Luke 20:9-16 predicted this also, a parable the Lord told about the Jews (Mt. 21:41-45).  Of course, He couldn’t return and judge anyone unless He was Israel’s Christ, so Peter went on to say that He was (Acts 2:36). God declared that by setting Him at His right hand in the heavenly Zion (Ps. 2:5,6). The Jews knew Psalm 2 ended with advice to “kiss the Son” that they’d crucified, and that’s what Peter was telling them to do—and put their trust in Him, as the psalm also advised.

 Peter called on them to “repent” (Acts 2:38), which means to change your mind about something.  Preachers today quote that to tell sinners to change their mind about their individual sins. But Peter hadn’t mentioned those!  He charged them with Christ’s death, wanting them to repent of that.  He was quoting Joel’s call to “turn” (Joel 2:11-14).

Preachers say baptism isn’t for salvation, but Peter said it was (Acts 2:38) because the Lord said it was (Mark 16:16). That’s just not God’s message for today!  Baptists also disagree with Peter when he said that if you get baptized you’ll get the Spirit in such a way you’ll speak in tongues, for they don’t believe in speaking in tongues.  But all that confusion could be avoided if they’d just realize Peter was talking to Jews and their children (Acts 2:39).  The “promise” was the Spirit (Acts 1:4,5), a promise God never made to Gentiles.  Those “afar off” were Jews who were scattered when Israel disobeyed God (Dan. 9:7).

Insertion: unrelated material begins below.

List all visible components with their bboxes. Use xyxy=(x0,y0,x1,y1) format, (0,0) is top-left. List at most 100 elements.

Peter told the Jews to save themselves from that generation in Israel (Acts 2:40) because they killed the Lord, and so God was going to judge them for the death of all the prophets (Lu. 11:50,51).  He calls them “untoward” because he’s quot-ing how Moses called them “froward” (Deut. 32:19,20). Jews thought they were saved just because they were Jews, part of the nation of Israel, but that generation was “a froward nation” that God planned to provoke to jealousy with “a foolish nation” (Deut. 32:20,21,28).  When the Lord quoted that (Mt. 21:43), most people think He meant to make that nation jealous by giving their kingdom to the Gentiles.  But the Gentiles are many nations, not one.  “The nation” (singular) that the Lord gave it to was His little flock (Lu. 12:32).  Salvation used to be “of the Jews” (Jo. 4:22), but now it was of “the remnant” (Joel 2:32), so they had to get out of that nation and in Peter’s nation, the believing nation (I Pe. 2:9).

We don’t get 3,000 converts from one message today (Acts 2:41) for the same reason we can’t speak in tongues.  We aren’t filled with the Spirit in the same way they were!